Gardening is a great way to relieve stress as well as to keep the heart pumping to stay healthy. While gardening may seem like an easy, leisurely activity, it can cause injuries just like any other sport or exercise. Repetitive positioning like kneeling, sitting, or being bent over for long periods of time are common in gardening and can be harmful to your body.
Strains to the elbow, forearm, wrist, or thumb can be caused by overuse.

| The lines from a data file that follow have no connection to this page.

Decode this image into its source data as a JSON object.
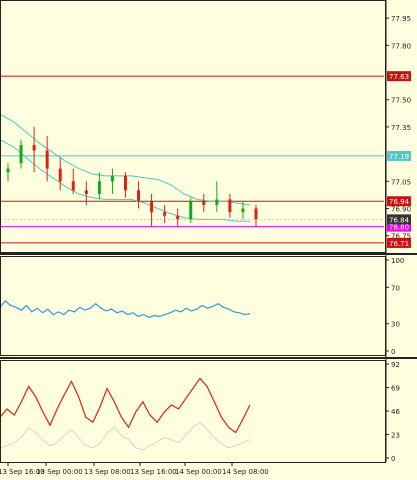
{
  "chart_data": [
    {
      "type": "candlestick",
      "title": "",
      "y_axis": {
        "ylim": [
          76.66,
          78.05
        ],
        "tick_labels": [
          "77.95",
          "77.80",
          "77.63",
          "77.50",
          "77.35",
          "77.19",
          "77.05",
          "76.94",
          "76.90",
          "76.84",
          "76.80",
          "76.75",
          "76.71"
        ],
        "tick_values": [
          77.95,
          77.8,
          77.63,
          77.5,
          77.35,
          77.19,
          77.05,
          76.94,
          76.9,
          76.84,
          76.8,
          76.75,
          76.71
        ]
      },
      "x_axis": {
        "tick_labels": [
          "13 Sep 16:00",
          "13 Sep 00:00",
          "13 Sep 08:00",
          "13 Sep 16:00",
          "14 Sep 00:00",
          "14 Sep 08:00"
        ]
      },
      "horizontal_levels": [
        {
          "value": 77.63,
          "label": "77.63",
          "color": "#cc1111"
        },
        {
          "value": 77.19,
          "label": "77.19",
          "color": "#4fc8c8"
        },
        {
          "value": 76.94,
          "label": "76.94",
          "color": "#cc1111"
        },
        {
          "value": 76.8,
          "label": "76.80",
          "color": "#ee00ee"
        },
        {
          "value": 76.71,
          "label": "76.71",
          "color": "#cc1111"
        }
      ],
      "current_price": {
        "value": 76.84,
        "label": "76.84"
      },
      "band_upper": [
        77.42,
        77.38,
        77.32,
        77.26,
        77.21,
        77.16,
        77.12,
        77.09,
        77.08,
        77.08,
        77.08,
        77.07,
        77.06,
        77.03,
        76.98,
        76.95,
        76.94,
        76.94,
        76.93,
        76.92
      ],
      "band_lower": [
        77.28,
        77.24,
        77.18,
        77.12,
        77.07,
        77.02,
        76.98,
        76.96,
        76.95,
        76.95,
        76.95,
        76.93,
        76.9,
        76.87,
        76.85,
        76.84,
        76.84,
        76.84,
        76.83,
        76.83
      ],
      "candles": [
        [
          77.1,
          77.15,
          77.05,
          77.12
        ],
        [
          77.15,
          77.28,
          77.12,
          77.25
        ],
        [
          77.25,
          77.35,
          77.1,
          77.22
        ],
        [
          77.22,
          77.3,
          77.05,
          77.12
        ],
        [
          77.12,
          77.18,
          77.0,
          77.05
        ],
        [
          77.05,
          77.12,
          76.98,
          77.0
        ],
        [
          77.0,
          77.05,
          76.92,
          76.98
        ],
        [
          76.98,
          77.1,
          76.95,
          77.05
        ],
        [
          77.05,
          77.12,
          76.98,
          77.08
        ],
        [
          77.08,
          77.1,
          76.96,
          77.0
        ],
        [
          77.0,
          77.05,
          76.9,
          76.94
        ],
        [
          76.94,
          76.98,
          76.8,
          76.88
        ],
        [
          76.88,
          76.92,
          76.82,
          76.86
        ],
        [
          76.86,
          76.9,
          76.8,
          76.84
        ],
        [
          76.84,
          76.96,
          76.82,
          76.94
        ],
        [
          76.94,
          76.98,
          76.88,
          76.92
        ],
        [
          76.92,
          77.05,
          76.88,
          76.95
        ],
        [
          76.95,
          76.98,
          76.85,
          76.88
        ],
        [
          76.88,
          76.94,
          76.84,
          76.9
        ],
        [
          76.9,
          76.92,
          76.8,
          76.84
        ]
      ]
    },
    {
      "type": "line",
      "title": "",
      "ylim": [
        0,
        100
      ],
      "tick_labels": [
        "100",
        "70",
        "30",
        "0"
      ],
      "tick_values": [
        100,
        70,
        30,
        0
      ],
      "series": [
        {
          "color": "#3399dd",
          "values": [
            48,
            55,
            50,
            48,
            45,
            50,
            43,
            47,
            42,
            46,
            40,
            43,
            40,
            45,
            43,
            48,
            45,
            47,
            52,
            47,
            44,
            46,
            42,
            44,
            40,
            42,
            38,
            40,
            37,
            39,
            38,
            40,
            42,
            45,
            43,
            47,
            44,
            46,
            50,
            47,
            49,
            52,
            48,
            46,
            43,
            42,
            40,
            41
          ]
        }
      ]
    },
    {
      "type": "line",
      "title": "",
      "ylim": [
        0,
        92
      ],
      "tick_labels": [
        "92",
        "69",
        "46",
        "23",
        "0"
      ],
      "tick_values": [
        92,
        69,
        46,
        23,
        0
      ],
      "series": [
        {
          "color": "#dd2211",
          "values": [
            40,
            48,
            42,
            55,
            70,
            60,
            45,
            32,
            48,
            62,
            75,
            60,
            40,
            35,
            50,
            68,
            55,
            40,
            30,
            45,
            55,
            42,
            35,
            45,
            52,
            48,
            58,
            68,
            78,
            70,
            55,
            40,
            30,
            25,
            38,
            52
          ]
        },
        {
          "color": "#cccccc",
          "values": [
            10,
            12,
            15,
            20,
            30,
            25,
            18,
            12,
            15,
            22,
            28,
            20,
            12,
            10,
            14,
            25,
            30,
            22,
            18,
            10,
            8,
            12,
            16,
            20,
            18,
            15,
            22,
            30,
            35,
            28,
            20,
            14,
            10,
            12,
            15,
            18
          ]
        }
      ]
    }
  ]
}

When gardening, the repetitive nature of digging and weeding motions can cause discomfort and eventually strain those muscles. These injuries can also be caused by using tools improperly or by using cheaper multipurpose tools. Invest in the proper tools for the job to ensure that the motion you are using is correct. Another way to prevent these injuries is to rotate between tasks to make sure that you are not using the same muscles for an extended period of time.
Gardening requires a broad range of motion. If you are not careful, you can twist the wrong way and seriously injure your back. The best way to prevent back injury is to warm up by stretching before a long day in the garden. You should also keep your back straight to avoid bending. Make sure to rely on your legs instead of your back by squatting or going down on one knee when picking up large or heavy items.
Prepatellar (Kneecap) Bursitis
The kneeling position that is often used in gardening while planting or removing weeds causes a lot of stress on the knee that can lead to damaging inflammation. Bursitis is an inflammation of the bursa, which allows the kneecap to move freely as it is bent and straightened out. The best way to prevent these injuries is to use some form of protection when kneeling or bending down. You can use either strap-on knee pads or a garden kneeler that you can carry around.
Basic Prevention Tips
The best way to prevent any type of activity-related injury is to properly warm-up and cool down. Start each gardening session with proper stretching as well as a stretch to cool down at the end. Take breaks throughout the day, so you don’t stay in one position for too long. If you need to kneel, try kneeling on one leg with the other foot planted on the ground, and make sure to switch legs often to keep the muscles fresh. Lastly, use good body mechanics to prevent overuse injuries. When picking up heavy or large objects in the garden, make sure you use your legs, in a squatting position, and not your back to lead the movement. Do not twist in awkward ways and protect your muscles when bent down or kneeling while gardening. As with any activity, if you are feeling any pain or fatigue take a break. If an injury occurs and persists, contact your doctor for further care.